Porque os digo que si no superáis a los maestros de la ley y a los fariseos en hacer lo que es justo delante de Dios, no entraréis en el reino de los cielos.
Habéis oído que a vuestros antepasados se les dijo: ‘No mates, pues el que mata será condenado.’ Pero yo os digo que todo el que se enoje con su hermano será condenado; el que insulte a su hermano será juzgado por la Junta Suprema, y el que injurie gravemente a su hermano se hará merecedor del fuego del infierno.
Así que, si al llevar tu ofrenda al altar te acuerdas de que tu hermano tiene algo contra ti, deja tu ofrenda allí mismo delante del altar y ve primero a ponerte en paz con tu hermano. Entonces podrás volver al altar y presentar tu ofrenda.
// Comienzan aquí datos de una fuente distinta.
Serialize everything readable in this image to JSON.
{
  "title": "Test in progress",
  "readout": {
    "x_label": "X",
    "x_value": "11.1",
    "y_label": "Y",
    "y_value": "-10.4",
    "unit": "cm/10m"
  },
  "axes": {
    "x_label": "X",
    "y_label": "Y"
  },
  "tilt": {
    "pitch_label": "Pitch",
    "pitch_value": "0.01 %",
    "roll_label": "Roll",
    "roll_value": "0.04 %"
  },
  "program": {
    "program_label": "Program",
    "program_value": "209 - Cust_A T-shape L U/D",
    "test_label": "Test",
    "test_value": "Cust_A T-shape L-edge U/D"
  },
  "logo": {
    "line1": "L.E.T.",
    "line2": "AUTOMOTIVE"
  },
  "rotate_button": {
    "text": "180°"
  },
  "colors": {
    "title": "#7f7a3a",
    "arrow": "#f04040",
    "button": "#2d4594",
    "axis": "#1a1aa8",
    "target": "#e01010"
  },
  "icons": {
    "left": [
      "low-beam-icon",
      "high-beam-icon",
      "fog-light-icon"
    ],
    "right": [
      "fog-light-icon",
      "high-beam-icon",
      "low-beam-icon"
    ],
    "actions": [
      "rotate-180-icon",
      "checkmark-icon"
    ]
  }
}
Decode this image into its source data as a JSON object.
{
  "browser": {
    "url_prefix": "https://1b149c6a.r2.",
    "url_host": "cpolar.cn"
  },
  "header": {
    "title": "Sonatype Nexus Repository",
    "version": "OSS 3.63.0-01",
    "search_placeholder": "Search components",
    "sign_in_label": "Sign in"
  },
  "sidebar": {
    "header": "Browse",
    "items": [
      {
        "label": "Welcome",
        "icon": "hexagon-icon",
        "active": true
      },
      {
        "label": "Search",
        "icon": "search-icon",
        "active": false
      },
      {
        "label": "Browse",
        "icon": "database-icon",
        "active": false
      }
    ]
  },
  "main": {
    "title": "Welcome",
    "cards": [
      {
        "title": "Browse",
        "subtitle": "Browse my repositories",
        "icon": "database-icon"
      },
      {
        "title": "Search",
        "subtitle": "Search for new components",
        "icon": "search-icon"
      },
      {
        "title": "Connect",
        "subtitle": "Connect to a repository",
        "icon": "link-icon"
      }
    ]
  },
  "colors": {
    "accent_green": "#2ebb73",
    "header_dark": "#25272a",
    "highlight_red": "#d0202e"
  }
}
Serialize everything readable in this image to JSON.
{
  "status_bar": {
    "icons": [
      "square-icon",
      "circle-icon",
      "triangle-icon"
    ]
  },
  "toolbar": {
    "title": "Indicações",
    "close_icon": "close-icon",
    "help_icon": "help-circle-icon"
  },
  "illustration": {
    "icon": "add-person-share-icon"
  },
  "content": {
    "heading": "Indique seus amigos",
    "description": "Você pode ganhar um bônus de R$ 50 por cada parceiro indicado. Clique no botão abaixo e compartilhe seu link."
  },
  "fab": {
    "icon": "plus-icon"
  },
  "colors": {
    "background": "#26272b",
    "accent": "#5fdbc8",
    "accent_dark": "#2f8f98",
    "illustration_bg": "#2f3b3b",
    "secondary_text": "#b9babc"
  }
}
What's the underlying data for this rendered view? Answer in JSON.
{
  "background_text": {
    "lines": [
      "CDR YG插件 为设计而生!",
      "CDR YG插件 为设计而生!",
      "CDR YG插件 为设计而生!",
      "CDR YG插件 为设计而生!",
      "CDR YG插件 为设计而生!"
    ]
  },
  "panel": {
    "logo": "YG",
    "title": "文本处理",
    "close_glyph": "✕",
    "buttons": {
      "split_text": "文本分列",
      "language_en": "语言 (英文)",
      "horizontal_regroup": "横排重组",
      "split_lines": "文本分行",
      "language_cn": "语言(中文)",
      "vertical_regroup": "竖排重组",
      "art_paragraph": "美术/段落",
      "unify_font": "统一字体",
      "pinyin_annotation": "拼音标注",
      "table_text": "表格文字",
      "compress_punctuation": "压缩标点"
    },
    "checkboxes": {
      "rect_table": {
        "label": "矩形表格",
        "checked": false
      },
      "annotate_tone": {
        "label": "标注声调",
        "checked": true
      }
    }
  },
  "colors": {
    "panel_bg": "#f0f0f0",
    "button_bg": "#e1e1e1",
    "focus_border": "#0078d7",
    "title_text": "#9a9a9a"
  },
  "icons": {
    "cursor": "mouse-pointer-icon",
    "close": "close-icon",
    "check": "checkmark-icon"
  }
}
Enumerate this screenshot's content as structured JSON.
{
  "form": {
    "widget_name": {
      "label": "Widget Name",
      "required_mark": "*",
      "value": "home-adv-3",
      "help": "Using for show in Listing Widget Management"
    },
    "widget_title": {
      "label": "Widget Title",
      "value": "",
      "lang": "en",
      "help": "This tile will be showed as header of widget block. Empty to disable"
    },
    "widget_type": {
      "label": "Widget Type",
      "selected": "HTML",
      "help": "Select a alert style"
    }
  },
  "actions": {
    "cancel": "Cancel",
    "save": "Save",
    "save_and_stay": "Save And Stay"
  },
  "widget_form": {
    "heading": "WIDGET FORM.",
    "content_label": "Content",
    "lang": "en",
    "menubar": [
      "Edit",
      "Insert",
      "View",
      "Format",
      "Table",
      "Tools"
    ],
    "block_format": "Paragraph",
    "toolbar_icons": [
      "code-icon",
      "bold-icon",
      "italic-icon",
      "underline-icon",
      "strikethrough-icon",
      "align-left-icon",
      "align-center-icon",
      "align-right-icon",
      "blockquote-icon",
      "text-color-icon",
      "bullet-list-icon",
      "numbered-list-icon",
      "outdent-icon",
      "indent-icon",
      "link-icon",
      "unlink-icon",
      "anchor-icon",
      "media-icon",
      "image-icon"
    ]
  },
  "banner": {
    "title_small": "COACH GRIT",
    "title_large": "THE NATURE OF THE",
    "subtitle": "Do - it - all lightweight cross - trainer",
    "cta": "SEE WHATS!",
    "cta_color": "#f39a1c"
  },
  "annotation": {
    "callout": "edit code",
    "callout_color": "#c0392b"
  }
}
Si alguien quiere llevarte a juicio, procura ponerte de acuerdo con él mientras aún estés a tiempo, para que no te entregue al juez; porque si no, el juez te entregará a los guardias y te meterán en la cárcel. Te aseguro que no saldrás de allí hasta que pagues el último céntimo.
Jesús nos sigue diciendo que todo se une en el Amor. Hasta el punto de que nuestros ritos, ceremonias, oraciones, no tienen valor si no estamos bien con los demás. Que estar enojados con el prójimo, es estar separados de Dios. Nosotros, como los fariseos, seguimos dando más importancia a las apariencias. Así le va a nuestra sociedad.
"Decía Pablo en la primera lectura de ayer que no debemos apuntarnos nada, ni considerarnos mejores que nadie. Y hoy nos dice Jesús, al contrario, que debemos ser mejores que los escribas y fariseos. ¿En qué quedamos?
El defecto principal de los fariseos (del fariseísmo que puede afectarnos a todos) consiste en creerse mejores que los demás por méritos propios, por un cumplimiento puntilloso de la ley, que lleva aparejado el desprecio y la condena de los “pecadores” (que siempre son los otros). Jesús nos explica cómo entiende este “ser mejor”: se trata de aceptar la plenitud de la ley de la que nos hablaba ayer, y que consiste en el mandamiento del amor. Pero, precisamente, cuando tratamos de poner en práctica el mandamiento del amor, descubrimos nuestra debilidad, nuestra imperfección, nuestros muchos defectos. “Ser mejores” no consiste en ponerse por encima de los demás (juzgándolos, condenándolos), sino, al contrario, en renunciar a juzgar a nadie, excepto a sí mismo, en reconocer humildemente la propia limitación, lo que nos lleva casi por necesidad a adoptar un espíritu de reconciliación, que no solo perdona, sino que también sabe pedir perdón. “Ser mejor” no consiste en ponerse por encima, sino por debajo: haciéndose servidor de la paz, el perdón y la reconciliación, que es lo mismo que decir, servidor de los hermanos.
El espíritu de reconciliación es fruto del Espíritu del Señor, del que nos habla Pablo, el que nos abre la mente y el corazón a la comprensión de las Escrituras, el Espíritu de libertad para amar, el Espíritu que nos da valor para testimoniar sin temor nuestra fe, haciendo visible ante el mundo el Evangelio de Jesucristo."